Comme nous sommes particulièrement sensibles aux relations œcuméniques, la présence d'un pasteur ou d'un prêtre anglican (homme ou femme) est toujours signalée ou mise en valeur au cours des célébrations. En particulier, au cours de la semaine Saint Jacques (du 18 au 25 juillet), depuis plusieurs années, la prédication du dimanche est assurée par un ministre d'une église séparée. Par ailleurs, la présence des reliques de sainte Foy à Conques a permis de nouer des liens très fraternels non seulement avec de nombreuses paroisses catholiques placées sous son patronage, mais aussi avec deux paroisses anglicanes sous ce même patronage: nous avons accueilli des pèlerinages de ces paroisses et nous avons renforcé cette fraternité en nous rendant nous-même communautairement en Angleterre.
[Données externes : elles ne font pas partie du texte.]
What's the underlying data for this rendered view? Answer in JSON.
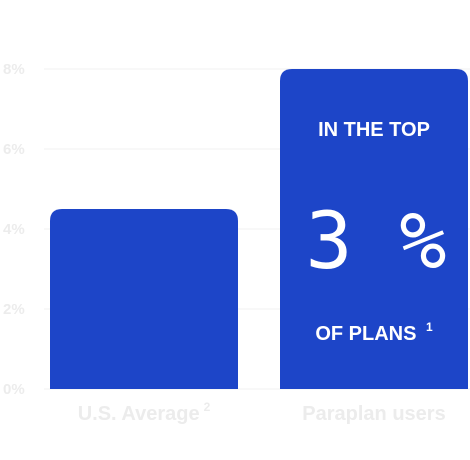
{
  "chart_data": {
    "type": "bar",
    "yticks": [
      "0%",
      "2%",
      "4%",
      "6%",
      "8%"
    ],
    "ylim": [
      0,
      8
    ],
    "grid": true,
    "categories": [
      {
        "label": "U.S. Average",
        "sup": "2"
      },
      {
        "label": "Paraplan users",
        "sup": ""
      }
    ],
    "values": [
      4.5,
      8
    ],
    "colors": {
      "bar": "#1d45c8",
      "grid": "#f0f0f0",
      "labels": "#ececec"
    },
    "callout": {
      "line1": "IN THE TOP",
      "big": "3 %",
      "line2": "OF PLANS",
      "line2_sup": "1"
    }
  }
}
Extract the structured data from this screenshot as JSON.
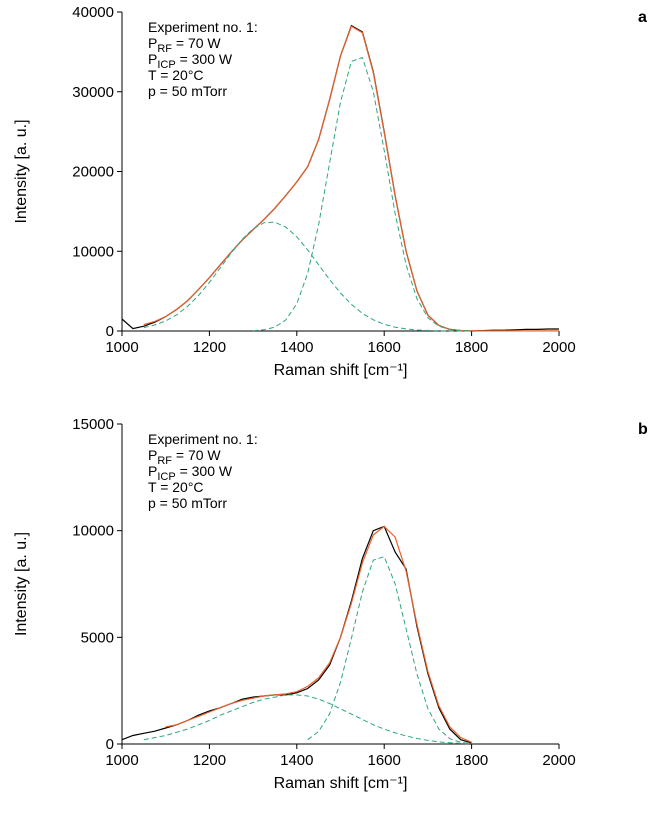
{
  "chart_data": [
    {
      "type": "line",
      "panel_label": "a",
      "x_label": "Raman shift [cm⁻¹]",
      "y_label": "Intensity [a. u.]",
      "annotation": [
        "Experiment no. 1:",
        {
          "main": "P",
          "sub": "RF",
          "rest": " = 70 W"
        },
        {
          "main": "P",
          "sub": "ICP",
          "rest": " = 300 W"
        },
        "T = 20°C",
        "p = 50 mTorr"
      ],
      "xlim": [
        1000,
        2000
      ],
      "xticks": [
        1000,
        1200,
        1400,
        1600,
        1800,
        2000
      ],
      "ylim": [
        0,
        40000
      ],
      "yticks": [
        0,
        10000,
        20000,
        30000,
        40000
      ],
      "x": [
        1000,
        1025,
        1050,
        1075,
        1100,
        1125,
        1150,
        1175,
        1200,
        1225,
        1250,
        1275,
        1300,
        1325,
        1350,
        1375,
        1400,
        1425,
        1450,
        1475,
        1500,
        1525,
        1550,
        1575,
        1600,
        1625,
        1650,
        1675,
        1700,
        1725,
        1750,
        1775,
        1800,
        1825,
        1850,
        1875,
        1900,
        1925,
        1950,
        1975,
        2000
      ],
      "series": [
        {
          "style": "solid",
          "color": "#000000",
          "values": [
            1500,
            300,
            600,
            1100,
            1800,
            2700,
            3800,
            5200,
            6700,
            8300,
            9900,
            11400,
            12700,
            14000,
            15400,
            17000,
            18700,
            20600,
            24000,
            29000,
            34500,
            38300,
            37500,
            32500,
            25000,
            17000,
            10000,
            5000,
            2000,
            700,
            200,
            50,
            0,
            50,
            100,
            100,
            150,
            200,
            200,
            250,
            250
          ]
        },
        {
          "style": "solid",
          "color": "#e8602c",
          "values": [
            null,
            null,
            800,
            1200,
            1800,
            2700,
            3800,
            5200,
            6700,
            8300,
            9900,
            11400,
            12700,
            14000,
            15400,
            17000,
            18700,
            20600,
            24000,
            29000,
            34500,
            38200,
            37400,
            32400,
            24900,
            17000,
            10000,
            5000,
            2000,
            700,
            200,
            60,
            20,
            10,
            10,
            10,
            10,
            10,
            10,
            10,
            10
          ]
        },
        {
          "style": "dashed",
          "color": "#2ca87a",
          "values": [
            null,
            null,
            425,
            750,
            1270,
            2030,
            3080,
            4450,
            6090,
            7930,
            9800,
            11500,
            12830,
            13580,
            13640,
            13020,
            11810,
            10170,
            8310,
            6450,
            4760,
            3330,
            2210,
            1400,
            840,
            480,
            260,
            130,
            65,
            30,
            15,
            5,
            2,
            null,
            null,
            null,
            null,
            null,
            null,
            null,
            null
          ]
        },
        {
          "style": "dashed",
          "color": "#2ca87a",
          "values": [
            null,
            null,
            null,
            null,
            null,
            null,
            null,
            null,
            null,
            null,
            null,
            null,
            38,
            146,
            485,
            1390,
            3410,
            7250,
            13300,
            21050,
            28700,
            33800,
            34290,
            30020,
            22660,
            14750,
            8290,
            4020,
            1670,
            600,
            190,
            50,
            10,
            null,
            null,
            null,
            null,
            null,
            null,
            null,
            null
          ]
        }
      ]
    },
    {
      "type": "line",
      "panel_label": "b",
      "x_label": "Raman shift [cm⁻¹]",
      "y_label": "Intensity [a. u.]",
      "annotation": [
        "Experiment no. 1:",
        {
          "main": "P",
          "sub": "RF",
          "rest": " = 70 W"
        },
        {
          "main": "P",
          "sub": "ICP",
          "rest": " = 300 W"
        },
        "T = 20°C",
        "p = 50 mTorr"
      ],
      "xlim": [
        1000,
        2000
      ],
      "xticks": [
        1000,
        1200,
        1400,
        1600,
        1800,
        2000
      ],
      "ylim": [
        0,
        15000
      ],
      "yticks": [
        0,
        5000,
        10000,
        15000
      ],
      "x": [
        1000,
        1025,
        1050,
        1075,
        1100,
        1125,
        1150,
        1175,
        1200,
        1225,
        1250,
        1275,
        1300,
        1325,
        1350,
        1375,
        1400,
        1425,
        1450,
        1475,
        1500,
        1525,
        1550,
        1575,
        1600,
        1625,
        1650,
        1675,
        1700,
        1725,
        1750,
        1775,
        1800,
        1825
      ],
      "series": [
        {
          "style": "solid",
          "color": "#000000",
          "values": [
            200,
            400,
            500,
            600,
            750,
            900,
            1100,
            1350,
            1550,
            1700,
            1900,
            2100,
            2200,
            2250,
            2300,
            2300,
            2400,
            2600,
            3000,
            3700,
            5000,
            6700,
            8700,
            10000,
            10200,
            9000,
            8200,
            5500,
            3300,
            1700,
            700,
            200,
            50,
            null
          ]
        },
        {
          "style": "solid",
          "color": "#e8602c",
          "values": [
            null,
            null,
            null,
            null,
            800,
            900,
            1100,
            1300,
            1500,
            1700,
            1900,
            2050,
            2150,
            2250,
            2300,
            2350,
            2450,
            2700,
            3100,
            3800,
            5000,
            6600,
            8500,
            9800,
            10200,
            9700,
            8100,
            5600,
            3400,
            1800,
            800,
            300,
            80,
            null
          ]
        },
        {
          "style": "dashed",
          "color": "#2ca87a",
          "values": [
            null,
            null,
            200,
            300,
            400,
            550,
            700,
            900,
            1100,
            1350,
            1550,
            1750,
            1950,
            2100,
            2200,
            2300,
            2300,
            2250,
            2100,
            1900,
            1650,
            1400,
            1150,
            900,
            700,
            520,
            380,
            260,
            170,
            100,
            60,
            30,
            10,
            null
          ]
        },
        {
          "style": "dashed",
          "color": "#2ca87a",
          "values": [
            null,
            null,
            null,
            null,
            null,
            null,
            null,
            null,
            null,
            null,
            null,
            null,
            null,
            null,
            null,
            null,
            null,
            200,
            585,
            1410,
            2890,
            4950,
            7130,
            8620,
            8780,
            7510,
            5400,
            3270,
            1660,
            710,
            250,
            75,
            20,
            null
          ]
        }
      ]
    }
  ]
}
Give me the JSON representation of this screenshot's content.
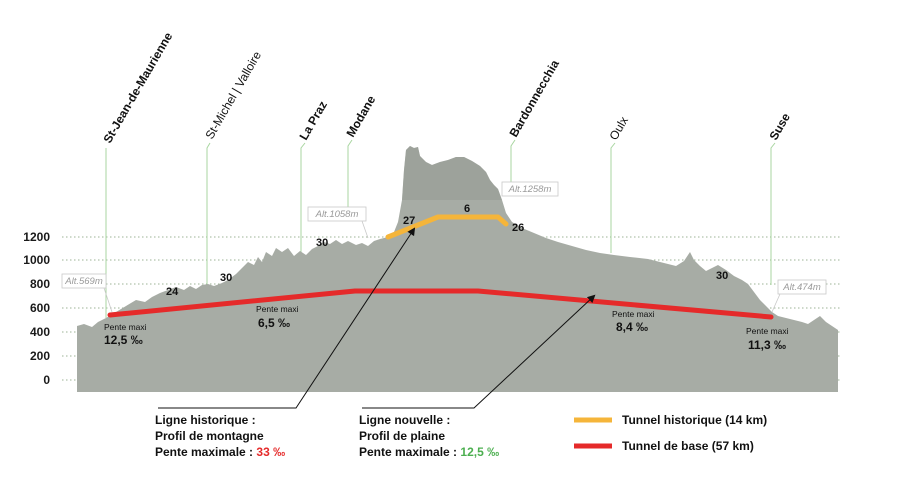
{
  "y_axis": {
    "ticks": [
      "1200",
      "1000",
      "800",
      "600",
      "400",
      "200",
      "0"
    ]
  },
  "stations": [
    {
      "name": "St-Jean-de-Maurienne",
      "bold": true
    },
    {
      "name": "St-Michel | Valloire",
      "bold": false
    },
    {
      "name": "La Praz",
      "bold": true
    },
    {
      "name": "Modane",
      "bold": true
    },
    {
      "name": "Bardonnecchia",
      "bold": true
    },
    {
      "name": "Oulx",
      "bold": false
    },
    {
      "name": "Suse",
      "bold": true
    }
  ],
  "altitudes": [
    "Alt.569m",
    "Alt.1058m",
    "Alt.1258m",
    "Alt.474m"
  ],
  "grades": [
    "24",
    "30",
    "30",
    "27",
    "6",
    "26",
    "30"
  ],
  "pentes": [
    {
      "label": "Pente maxi",
      "value": "12,5 ‰"
    },
    {
      "label": "Pente maxi",
      "value": "6,5 ‰"
    },
    {
      "label": "Pente maxi",
      "value": "8,4 ‰"
    },
    {
      "label": "Pente maxi",
      "value": "11,3 ‰"
    }
  ],
  "annotations": {
    "historic": {
      "line1": "Ligne historique :",
      "line2": "Profil de montagne",
      "line3_prefix": "Pente maximale : ",
      "line3_value": "33 ‰"
    },
    "new": {
      "line1": "Ligne nouvelle :",
      "line2": "Profil de plaine",
      "line3_prefix": "Pente maximale : ",
      "line3_value": "12,5 ‰"
    }
  },
  "legend": [
    {
      "label": "Tunnel historique (14 km)",
      "color": "#f5b53a"
    },
    {
      "label": "Tunnel de base (57 km)",
      "color": "#e52a2a"
    }
  ],
  "colors": {
    "terrain": "#a7aca5",
    "terrain_dark": "#8f958d",
    "grid": "#7d9a74",
    "station_line": "#a8d6a0",
    "historic_tunnel": "#f5b53a",
    "base_tunnel": "#e52a2a",
    "historic_value": "#e52a2a",
    "new_value": "#4caf50"
  }
}
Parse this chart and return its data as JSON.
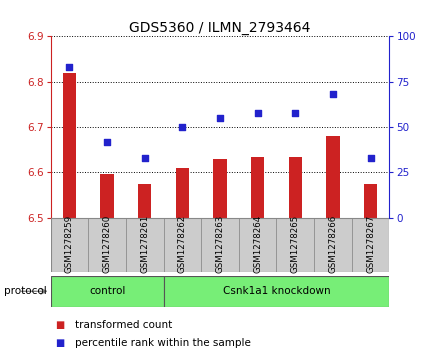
{
  "title": "GDS5360 / ILMN_2793464",
  "samples": [
    "GSM1278259",
    "GSM1278260",
    "GSM1278261",
    "GSM1278262",
    "GSM1278263",
    "GSM1278264",
    "GSM1278265",
    "GSM1278266",
    "GSM1278267"
  ],
  "bar_values": [
    6.82,
    6.597,
    6.575,
    6.61,
    6.63,
    6.635,
    6.635,
    6.68,
    6.575
  ],
  "dot_values": [
    83,
    42,
    33,
    50,
    55,
    58,
    58,
    68,
    33
  ],
  "ylim_left": [
    6.5,
    6.9
  ],
  "ylim_right": [
    0,
    100
  ],
  "yticks_left": [
    6.5,
    6.6,
    6.7,
    6.8,
    6.9
  ],
  "yticks_right": [
    0,
    25,
    50,
    75,
    100
  ],
  "bar_color": "#cc2222",
  "dot_color": "#2222cc",
  "protocol_bg": "#77ee77",
  "label_bg": "#cccccc",
  "legend_items": [
    {
      "label": "transformed count",
      "color": "#cc2222"
    },
    {
      "label": "percentile rank within the sample",
      "color": "#2222cc"
    }
  ],
  "title_fontsize": 10,
  "tick_fontsize": 7.5,
  "legend_fontsize": 7.5,
  "bar_width": 0.35
}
Le centre d’accueil de notre communauté est animé par une équipe de 4 ou 5 hospitaliers: ce sont des bénévoles, anciens pèlerins qui consacrent de deux à trois semaines de leur temps à se mettre au service des pèlerins. C’est une tradition très ancienne sur le chemin, mais ce qui fait l’originalité de Conques, c’est l’interaction de ce groupe d’hospitaliers avec une petite communauté religieuse qu’ils découvrent et qu’ils apprennent à connaître au cours de leur séjour, notamment parce que la communauté partage le repas de midi avec ces hospitaliers. Ces derniers participent aussi souvent à la prière commune. Bien des hospitaliers déclarent vivre ainsi une manière d’appartenir à l’Eglise, dont ils se sont souvent éloignés, par exemple à partir d’échecs matrimoniaux. Pour d’autres encore, ce temps passé au service des pèlerins est vécu comme une retraite spirituelle active.

A une époque, où se délite, surtout en ce milieu rural traversé par le chemin, le tissu ecclésial paroissial traditionnel, les hauts lieux que sont les sanctuaires, comme par exemple Conques, peuvent en donnant des signaux forts de visibilité ecclésiale contribuer d’une manière positive à la nouvelle évangélisation d’hommes et de femmes qui se trouvent au sens propre comme au sens figuré en situation pèlerine. C’est ce que modestement les Prémontrés à Conques s’efforcent de faire.